Rentetan kabar buruk dari dalam negeri terus menekan pasar obligasi. Kenaikan imbal hasil obligasi mulai terjadi setelah Bank Indonesia (BI) menaikkan suku bunga acuan BI rate. "Artinya tekanannya memang cukup besar akibat inflasi ini," ujar dia.
Inflasi Juli lalu meningkat lebih tinggi ketimbang prediksi. Laju inflasi bulan Juli 2013 melejit tinggi mencapai 3,29% atau 8,61% secara year on year (yoy).
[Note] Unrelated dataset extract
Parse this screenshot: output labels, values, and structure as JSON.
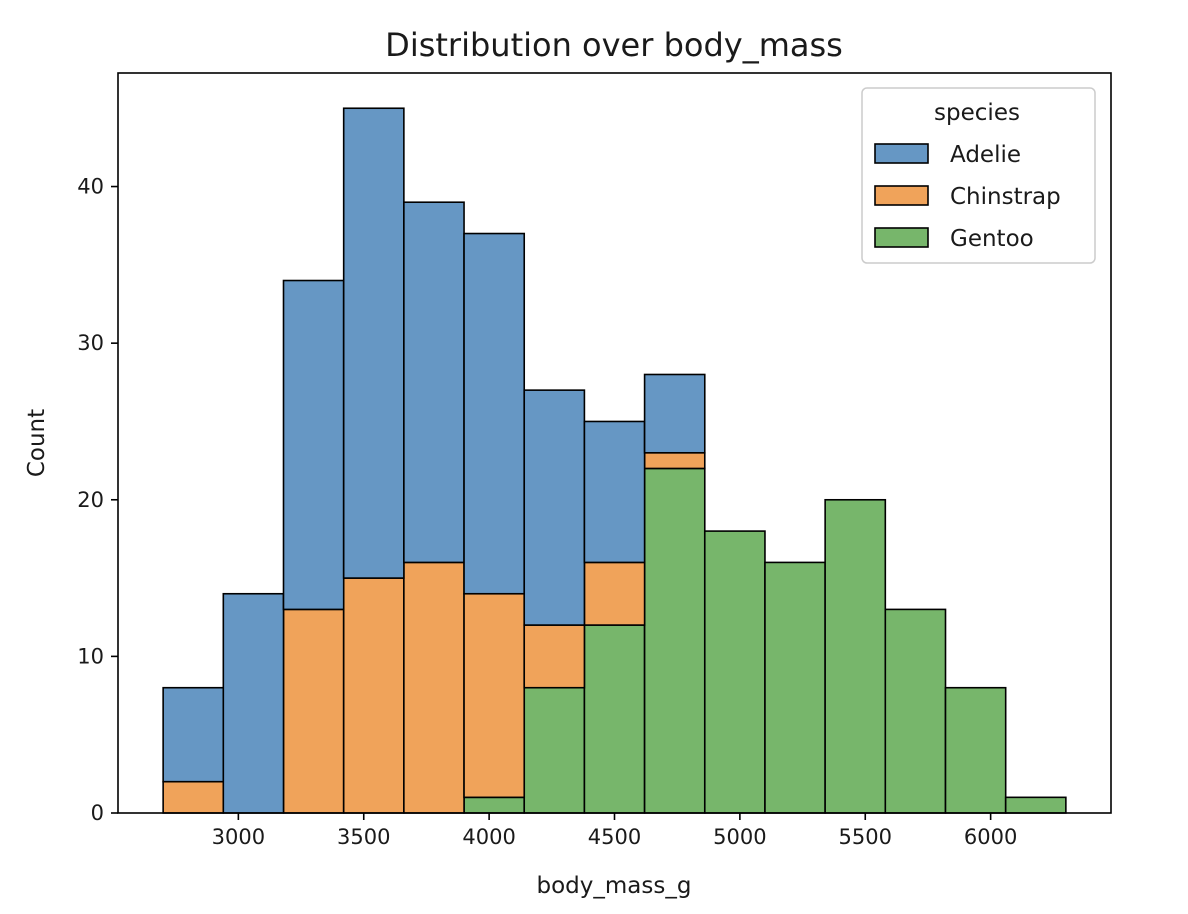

Sebelumnya, banyak pengamat memperkirakan inflasi Juli akan berada di kisaran 2,7% atau 2,8%.
Dengan kondisi ini, Desmon memperkirakan, BI akan kembali menaikkan BI rate. "BI rate kemungkinan bisa ke 7% atau 8%," tutur Desmon.
Pasar obligasi, kemarin, juga tertekan pengumuman BI tentang defisit transaksi berjalan kuartal kedua yang melonjak menjadi US$ 9,8 miliar dari kuartal pertama yang US$ 5,8 miliar.
Desmon menduga, investor akan memilih surat utang bertenor pendek di tengah kondisi ini. Langkah tersebut sebagai antisipasi masih adanya kekhawatiran laju inflasi akan meningkat di sisa tahun ini.
Tingginya laju inflasi juga memicu tekanan di pasar obligasi korporasi dan obligasi global. "Karena inflasi itu memang fungsi utama yang sangat mempengaruhi pergerakan harga obligasi," tutur dia.
Analis Indonesia Bond Pricing Agency (IBPA) Fakhrul Aufa mengatakan, tekanan di pasar obligasi akan terasa menjelang pengumuman BI rate. Saat itu, menurut dia, investor akan kembali ke tenor-tenor pendek. "Dampak inflasi akan terasa ketika BI rate kemungkinan akan kembali dinaikkan," ujar Fakhrul.
Credit spread menipis
Dampak kenaikan imbal hasil SUN acuan tentu akan mengerek imbal hasil obligasi korporasi di semester kedua ini. Korporasi harus menawarkan imbal hasil lebih tinggi untuk penerbitan surat utang di semester kedua ketimbang separuh pertama 2013.
Hingga Senin (19/8), imbal hasil SUN acuan bertenor 5 tahun naik 262 basis poin sejak akhir Maret 2013. Artinya, korporasi juga harus menaikkan imbal hasil surat utang setara dengan kenaikan yield SUN.
Untungnya, kenaikan imbal hasil SUN acuan tidak diikuti kenaikan credit spread obligasi korporasi. Credit spread menunjukkan selisih surat utang korporasi dibanding surat utang acuan.
Credit spread obligasi korporasi saat ini justru turun ketimbang akhir kuartal I lalu. Misalnya, credit spread obligasi korporasi bertenor 5 tahun yang turun 80 basis poin ketimbang akhir Maret.
Meski tidak setara kenaikan imbal hasil SUN acuan, penurunan credit spread bisa membatasi kenaikan imbal hasil obligasi korporasi baru di semester kedua. "Koreksi yang terjadi pada obligasi korporasi tidak setajam obligasi pemerintah. Hal ini menyebabkan spread lebih kecil," ujar Fakhrul, Senin (19/8).
Fakhrul memprediksi, spread obligasi korporasi akan mengecil. Saat ini, beberapa peringkat obligasi korporasi sudah mengarah pada penyempitan spread.